More regulation for non-banks
Customer confidence in the security of the financial system would also be improved by addressing an uneven playing field with regards to the regulation of financial institutions, CommBank said.
It expressed concern over what it saw as a lack of consistent regulation for all financial system participants, specifically non-bank entities compared to authorised deposit-taking institutions (ADIs).
It said advances in technology had enabled non-bank entities to provide similar services to banks but without the same level of regulation governing customer privacy and security.
“This uneven playing field poses a risk to customers’ finances and personal information, as well as to the stability and reputation of the system. This in turn may increase costs for ADIs and customers,” CommmBank said.
“Australian customers must be offered the same protection and security by new players that they receive from traditional banks. This is especially critical as many businesses increasingly use advanced data analytics on large data sets to deliver more tailored services and products.

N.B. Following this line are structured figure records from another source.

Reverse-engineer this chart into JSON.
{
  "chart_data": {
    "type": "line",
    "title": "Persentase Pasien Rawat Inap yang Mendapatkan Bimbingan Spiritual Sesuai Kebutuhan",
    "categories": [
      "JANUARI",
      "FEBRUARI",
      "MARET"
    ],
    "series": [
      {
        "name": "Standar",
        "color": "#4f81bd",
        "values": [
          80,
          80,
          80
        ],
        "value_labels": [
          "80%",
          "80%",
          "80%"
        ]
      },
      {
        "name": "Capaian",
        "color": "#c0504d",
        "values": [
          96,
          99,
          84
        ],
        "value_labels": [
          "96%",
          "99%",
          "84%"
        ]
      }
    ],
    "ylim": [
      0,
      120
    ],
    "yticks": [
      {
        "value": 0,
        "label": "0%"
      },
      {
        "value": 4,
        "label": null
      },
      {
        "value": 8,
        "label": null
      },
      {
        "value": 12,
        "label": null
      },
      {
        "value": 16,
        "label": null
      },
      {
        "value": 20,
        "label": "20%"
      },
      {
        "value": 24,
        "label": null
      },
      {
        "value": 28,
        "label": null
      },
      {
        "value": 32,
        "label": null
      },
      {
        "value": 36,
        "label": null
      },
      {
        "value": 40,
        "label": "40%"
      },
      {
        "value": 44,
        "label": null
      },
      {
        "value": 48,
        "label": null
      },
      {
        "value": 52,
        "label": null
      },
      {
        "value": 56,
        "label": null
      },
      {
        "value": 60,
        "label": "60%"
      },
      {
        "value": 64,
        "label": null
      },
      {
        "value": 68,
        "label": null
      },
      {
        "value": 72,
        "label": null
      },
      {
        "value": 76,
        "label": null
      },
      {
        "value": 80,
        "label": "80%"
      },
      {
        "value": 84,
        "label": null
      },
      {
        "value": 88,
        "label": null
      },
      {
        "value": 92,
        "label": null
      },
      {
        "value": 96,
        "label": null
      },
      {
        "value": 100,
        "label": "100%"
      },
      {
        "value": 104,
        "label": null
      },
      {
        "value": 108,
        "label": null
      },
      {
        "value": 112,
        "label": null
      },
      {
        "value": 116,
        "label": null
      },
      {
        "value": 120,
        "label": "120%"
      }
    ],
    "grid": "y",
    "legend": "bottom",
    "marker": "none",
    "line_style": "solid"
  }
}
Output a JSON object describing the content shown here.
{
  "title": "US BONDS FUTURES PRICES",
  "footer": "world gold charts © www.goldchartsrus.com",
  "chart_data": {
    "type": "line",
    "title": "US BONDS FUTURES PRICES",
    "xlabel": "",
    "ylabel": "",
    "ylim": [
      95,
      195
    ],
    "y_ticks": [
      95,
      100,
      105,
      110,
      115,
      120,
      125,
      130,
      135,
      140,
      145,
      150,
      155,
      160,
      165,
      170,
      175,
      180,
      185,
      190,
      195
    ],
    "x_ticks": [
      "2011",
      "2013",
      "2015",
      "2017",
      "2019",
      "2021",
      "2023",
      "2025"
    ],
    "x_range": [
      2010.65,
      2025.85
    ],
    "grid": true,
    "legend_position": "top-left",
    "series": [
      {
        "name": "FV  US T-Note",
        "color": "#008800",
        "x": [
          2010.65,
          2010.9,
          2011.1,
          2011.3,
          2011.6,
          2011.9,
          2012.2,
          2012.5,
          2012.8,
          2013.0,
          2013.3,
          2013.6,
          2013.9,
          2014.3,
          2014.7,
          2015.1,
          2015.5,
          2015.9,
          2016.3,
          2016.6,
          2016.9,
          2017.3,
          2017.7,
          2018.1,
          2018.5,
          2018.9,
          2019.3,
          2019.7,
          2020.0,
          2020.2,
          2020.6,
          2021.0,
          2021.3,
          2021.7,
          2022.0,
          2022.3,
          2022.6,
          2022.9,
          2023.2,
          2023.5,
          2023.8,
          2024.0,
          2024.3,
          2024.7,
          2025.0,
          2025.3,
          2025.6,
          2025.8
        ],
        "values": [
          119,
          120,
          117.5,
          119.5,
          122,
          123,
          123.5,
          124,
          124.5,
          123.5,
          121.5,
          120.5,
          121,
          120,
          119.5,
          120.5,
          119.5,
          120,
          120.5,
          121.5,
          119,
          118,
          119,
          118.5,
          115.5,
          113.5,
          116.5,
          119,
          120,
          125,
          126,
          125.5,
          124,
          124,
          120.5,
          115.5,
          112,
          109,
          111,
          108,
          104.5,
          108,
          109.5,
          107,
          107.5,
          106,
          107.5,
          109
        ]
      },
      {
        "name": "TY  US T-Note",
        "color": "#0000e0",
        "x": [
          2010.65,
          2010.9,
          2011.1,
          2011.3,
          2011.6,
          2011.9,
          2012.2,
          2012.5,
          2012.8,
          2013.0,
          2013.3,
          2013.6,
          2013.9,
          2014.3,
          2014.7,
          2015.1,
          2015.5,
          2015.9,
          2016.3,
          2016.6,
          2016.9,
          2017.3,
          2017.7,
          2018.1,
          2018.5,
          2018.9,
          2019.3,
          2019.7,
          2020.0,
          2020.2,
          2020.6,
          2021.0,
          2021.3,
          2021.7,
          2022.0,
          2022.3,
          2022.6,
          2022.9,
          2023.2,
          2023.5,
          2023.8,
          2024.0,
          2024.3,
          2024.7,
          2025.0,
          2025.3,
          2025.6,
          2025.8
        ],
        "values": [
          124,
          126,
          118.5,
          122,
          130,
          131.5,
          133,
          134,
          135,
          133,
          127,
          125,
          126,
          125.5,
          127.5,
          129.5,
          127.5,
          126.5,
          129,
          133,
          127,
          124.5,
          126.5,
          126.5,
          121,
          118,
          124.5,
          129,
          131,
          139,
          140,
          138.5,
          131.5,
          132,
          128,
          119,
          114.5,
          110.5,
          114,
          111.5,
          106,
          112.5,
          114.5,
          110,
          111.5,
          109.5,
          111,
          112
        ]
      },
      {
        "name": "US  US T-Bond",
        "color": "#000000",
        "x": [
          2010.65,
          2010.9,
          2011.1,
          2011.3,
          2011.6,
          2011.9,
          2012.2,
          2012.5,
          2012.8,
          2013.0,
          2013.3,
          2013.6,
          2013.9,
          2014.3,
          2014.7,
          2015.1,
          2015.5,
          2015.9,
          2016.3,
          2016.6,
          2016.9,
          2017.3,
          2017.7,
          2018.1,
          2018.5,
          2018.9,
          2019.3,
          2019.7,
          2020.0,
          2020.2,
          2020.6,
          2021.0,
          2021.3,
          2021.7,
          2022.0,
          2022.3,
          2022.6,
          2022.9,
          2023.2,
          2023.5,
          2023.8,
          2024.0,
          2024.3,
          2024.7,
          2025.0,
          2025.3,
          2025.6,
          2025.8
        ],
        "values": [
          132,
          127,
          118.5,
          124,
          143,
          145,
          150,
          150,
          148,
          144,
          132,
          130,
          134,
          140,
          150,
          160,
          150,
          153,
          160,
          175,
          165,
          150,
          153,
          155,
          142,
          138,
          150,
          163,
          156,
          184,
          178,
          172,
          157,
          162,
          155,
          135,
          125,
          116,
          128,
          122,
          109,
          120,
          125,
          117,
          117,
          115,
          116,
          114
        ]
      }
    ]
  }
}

“The use of big data to provide insight into a customer’s preferences must be carefully balanced with a customer’s right to privacy and existing obligations businesses face in the handling and treatment of such data.”
It wants the same privacy and security regulations - including supervision and monitoring - applied to all industry participants.
Information exchange needs to be modernised
Regulations need to be updated to allow financial institutions to make relevant information disclosures to customers in a variety of technological methods, CommBank said.
Financial institutions are currently required to physically or electronically mail relevant information disclosures to customers.
“The current regulatory framework results in document-centric requirements, with allowance (more recently) for electronic disclosure. The regulations and industry codes do not accommodate the variety of methods by which customers engage with financial services providers,” the bank said in its submission.
“Such a framework does not recognise the manner in which technology can better enable customers to access required information.”
It suggested reviewing legislation to deliver a “technology-neutral” approach to disclosures, which would preserve the “sent” and “delivered” concepts but allow consumers to access and retrieve relevant information via more appropriate methods.
“Technology would allow the applicable disclosure requirements to be satisfied in non-documentary forms and in ways which will assist in improving customer engagement and understanding,” it said.
“For example, smart phone users can receive videos and voice memos and, once stored or hosted, can be accessed at any time in the future. It is also possible to provide consumers with links to content on social media platforms, with required information to consumers which can be viewed from any device.”
For disclosures such as changes to terms and conditions or product features, financial institutions could use RSS feeds, email, and system notifications to communicate the content, the bank suggested.